In particular, XLink characteristics should be explained in a fashion that does not confuse the link topology with the XML syntax used to express links. Such characteristics might include the required number of participating resources and inheritance of locator settings.
Although XLink structures may be compressed, encrypted, or otherwise put into binary/unreadable form for transmission or internal processing, they must be in clear-text form to be considered XLinks.
It is a requirement that XLink provide a means to do sophisticated out-of-line linking, in order for it to offer scalability and relief from HTML linking problems. This does not mean that all links must be out-of-line; on the contrary, the "Straightforwardly Usable Over the Internet" principle demands that simple in-line linking also be accounted for.

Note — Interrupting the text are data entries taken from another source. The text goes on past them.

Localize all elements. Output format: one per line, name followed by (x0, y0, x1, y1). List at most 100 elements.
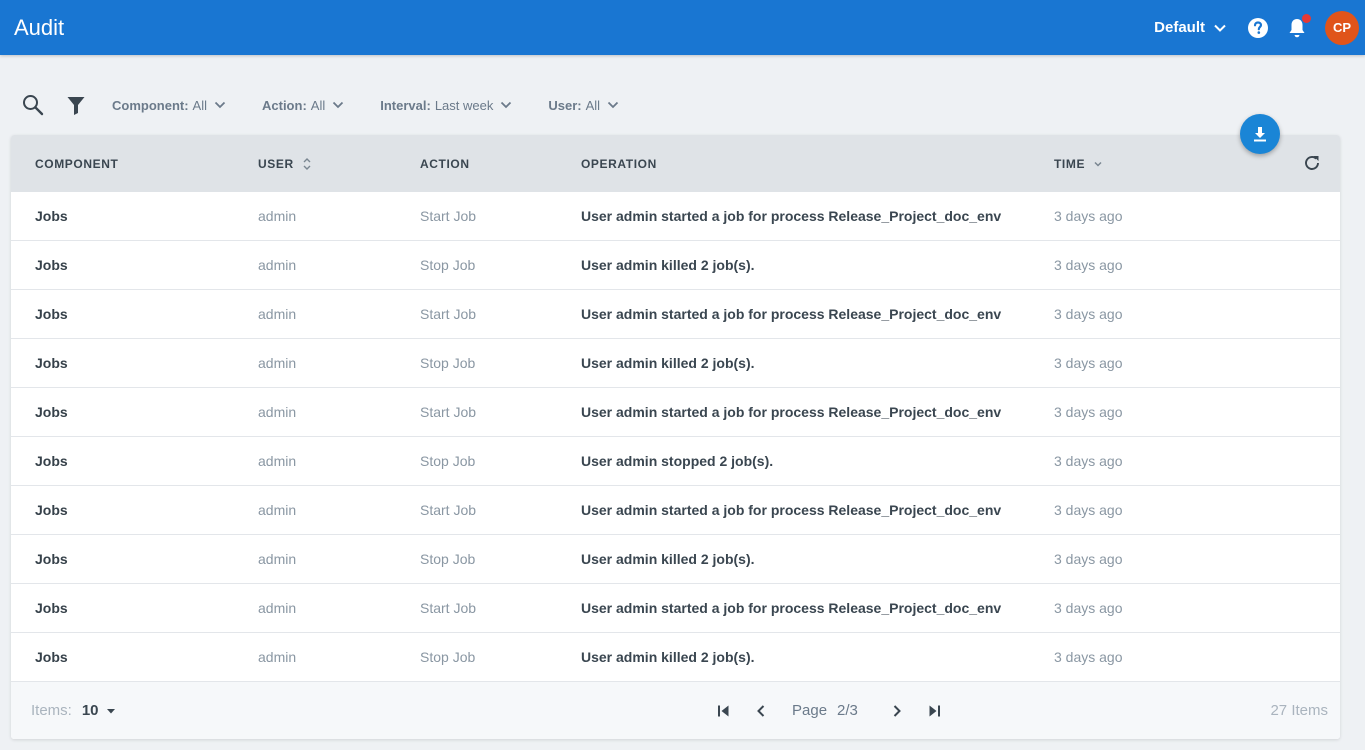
column-header-label: ACTION (420, 156, 470, 171)
cell-action: Start Job (420, 600, 477, 616)
next-page-icon[interactable] (890, 703, 904, 719)
notifications-bell-icon[interactable] (1287, 13, 1311, 39)
download-icon (1254, 127, 1266, 142)
cell-time: 3 days ago (1054, 208, 1123, 224)
sort-icon[interactable] (302, 157, 312, 171)
cell-operation: User admin killed 2 job(s). (581, 649, 755, 665)
cell-action: Start Job (420, 404, 477, 420)
sort-descending-icon[interactable] (1093, 159, 1103, 169)
table-row[interactable]: Jobs admin Stop Job User admin killed 2 … (11, 633, 1340, 682)
filter-icon[interactable] (66, 94, 86, 116)
page-number[interactable]: 2/3 (837, 702, 858, 719)
cell-time: 3 days ago (1054, 551, 1123, 567)
cell-component: Jobs (35, 404, 68, 420)
table-row[interactable]: Jobs admin Start Job User admin started … (11, 192, 1340, 241)
filter-bar: Component: All Action: All Interval: Las… (22, 92, 655, 118)
table-row[interactable]: Jobs admin Stop Job User admin killed 2 … (11, 241, 1340, 290)
table-row[interactable]: Jobs admin Stop Job User admin killed 2 … (11, 339, 1340, 388)
cell-user: admin (258, 453, 297, 469)
pagination: Page 2/3 (716, 682, 942, 739)
filter-interval[interactable]: Interval: Last week (380, 98, 512, 113)
filter-label: Component: (112, 97, 189, 113)
cell-component: Jobs (35, 257, 68, 273)
column-header-time[interactable]: TIME (1054, 135, 1103, 192)
notification-dot (1302, 13, 1311, 23)
cell-time: 3 days ago (1054, 404, 1123, 420)
first-page-icon[interactable] (716, 703, 732, 719)
top-bar: Audit Default CP (0, 0, 1365, 55)
cell-time: 3 days ago (1054, 355, 1123, 371)
chevron-down-icon (607, 101, 619, 109)
total-items-count: 27 Items (1270, 702, 1328, 719)
chevron-down-icon (333, 101, 344, 109)
filter-action[interactable]: Action: All (262, 98, 344, 113)
help-icon[interactable] (1247, 17, 1269, 39)
cell-component: Jobs (35, 453, 68, 469)
chevron-down-icon (214, 101, 226, 109)
filter-label: User: (548, 97, 582, 113)
cell-user: admin (258, 551, 297, 567)
cell-user: admin (258, 649, 297, 665)
avatar[interactable]: CP (1325, 10, 1359, 45)
cell-action: Start Job (420, 208, 477, 224)
table-row[interactable]: Jobs admin Stop Job User admin killed 2 … (11, 535, 1340, 584)
workspace-selector[interactable]: Default (1154, 19, 1227, 36)
filter-component[interactable]: Component: All (112, 98, 226, 113)
cell-user: admin (258, 502, 297, 518)
table-body: Jobs admin Start Job User admin started … (11, 192, 1340, 682)
previous-page-icon[interactable] (754, 703, 768, 719)
filter-value: All (310, 97, 326, 113)
filter-label: Action: (262, 97, 307, 113)
cell-component: Jobs (35, 208, 68, 224)
cell-user: admin (258, 600, 297, 616)
cell-action: Start Job (420, 502, 477, 518)
cell-operation: User admin started a job for process Rel… (581, 306, 1002, 322)
column-header-user[interactable]: USER (258, 135, 312, 192)
cell-operation: User admin stopped 2 job(s). (581, 453, 774, 469)
cell-operation: User admin killed 2 job(s). (581, 355, 755, 371)
cell-component: Jobs (35, 355, 68, 371)
cell-action: Stop Job (420, 649, 476, 665)
table-row[interactable]: Jobs admin Start Job User admin started … (11, 388, 1340, 437)
items-per-page-value: 10 (81, 702, 99, 719)
cell-component: Jobs (35, 600, 68, 616)
table-row[interactable]: Jobs admin Stop Job User admin stopped 2… (11, 437, 1340, 486)
download-button[interactable] (1240, 114, 1280, 154)
last-page-icon[interactable] (926, 703, 942, 719)
table-row[interactable]: Jobs admin Start Job User admin started … (11, 486, 1340, 535)
cell-component: Jobs (35, 551, 68, 567)
cell-user: admin (258, 404, 297, 420)
cell-action: Start Job (420, 306, 477, 322)
audit-table: COMPONENT USER ACTION OPERATION TIME Job… (11, 135, 1340, 739)
table-footer: Items: 10 Page 2/3 27 Items (11, 682, 1340, 739)
cell-time: 3 days ago (1054, 306, 1123, 322)
cell-operation: User admin started a job for process Rel… (581, 208, 1002, 224)
chevron-down-icon (501, 101, 512, 109)
filter-label: Interval: (380, 97, 431, 113)
column-header-label: USER (258, 156, 294, 171)
table-row[interactable]: Jobs admin Start Job User admin started … (11, 290, 1340, 339)
cell-time: 3 days ago (1054, 600, 1123, 616)
filter-value: All (192, 97, 207, 113)
cell-action: Stop Job (420, 355, 476, 371)
cell-component: Jobs (35, 306, 68, 322)
cell-user: admin (258, 306, 297, 322)
search-icon[interactable] (22, 94, 44, 116)
cell-user: admin (258, 208, 297, 224)
column-header-label: OPERATION (581, 156, 657, 171)
cell-time: 3 days ago (1054, 502, 1123, 518)
filter-user[interactable]: User: All (548, 98, 619, 113)
column-header-operation: OPERATION (581, 135, 657, 192)
cell-user: admin (258, 257, 297, 273)
table-row[interactable]: Jobs admin Start Job User admin started … (11, 584, 1340, 633)
column-header-component: COMPONENT (35, 135, 118, 192)
cell-operation: User admin killed 2 job(s). (581, 257, 755, 273)
top-bar-actions: Default CP (1154, 0, 1365, 55)
items-per-page-select[interactable]: Items: 10 (31, 702, 117, 719)
chevron-down-icon (1214, 24, 1226, 32)
cell-operation: User admin started a job for process Rel… (581, 600, 1002, 616)
filter-value: Last week (434, 97, 494, 113)
cell-time: 3 days ago (1054, 453, 1123, 469)
refresh-icon[interactable] (1302, 153, 1322, 173)
cell-user: admin (258, 355, 297, 371)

It is not a goal to provide the specification of precise link formatting and behavior because we don't want to encourage procedural markup. However, some small amount of "hinting" about basic link behavior is acceptable in order to accommodate frequently required functionality, particularly in the short term.
It is a nongoal for XLink to be easy to implement because we recognize that certain functionality, in particular out-of-line link handling with extended document groups, is inherently difficult. Our goal is to make implementation at least tractable; that is, we must consider implementability in our deliberations.
The XPointer language is for addressing into the structures of XML documents for the purpose of hyperlinking. While the XPointer syntax may be used to represent addressing into other well-defined structured data, its semantics are defined in terms of XML structures, and the XPointer specification cannot guarantee the interoperability of its use for other data types.
Further, because XPointer is intended to serve hyperlinking purposes, it does not attempt to define a query language such as would be used for structure-aware information retrieval on XML documents. There are some similarities because links must refer to specific locations by characterizing them in some way. However, with links the focus is on the desired locations, while with queries the focus is on the specification itself. Because of this and other practical differences, XPointer does not attempt to solve the many complex issues involved in designing a full-fledged query language for structured and semi-structured data (on which see, for example, [IJDLa] and [IJDLb]).
This implies the following:
Although XPointers can be used independently of XLinks, their primary use is expected to be with URIs provided as part of XLinks. Therefore, we should avoid creating confusion over separator characters and should avoid syntax that would require character-escaping inside a URI.
As a critical component for the success of the XML family of specifications, the XPointer language must be developed as quickly as possible.
XPointers should have a self-contained formal structure model that minimally expresses the addressibility of the various structures in an XML document (such as document, elements, attributes, and so on). This formal model must be supplemented with crisp prose.
There exist hypermedia addressing schemes that are very powerful but very verbose. We believe that XPointer, to be usable by its Web audience, must be expressible in a reasonably compact space; in particular, it needs to be able to fit into an XML attribute value. It should also be readily understandable in a single reading.
The XPointer language should reflect the ways people think naturally about
document structures and be mnemonic and intuitive to use. This may result
in multiple equivalent ways to point to the same data. For example, the
string keywords are probably sufficient to address
into any location, from a reductionist perspective, but providing only these
keywords would lead to awkward and unnatural XPointers in many cases.
It is a nongoal for the XPointer language to be easy to implement because we recognize that certain functionality is inherently difficult. Our goal is to make implementation at least tractable; that is, we must consider implementability in our deliberations.
For example, we are considering changing the "spanning" functionality so that lookahead isn't required.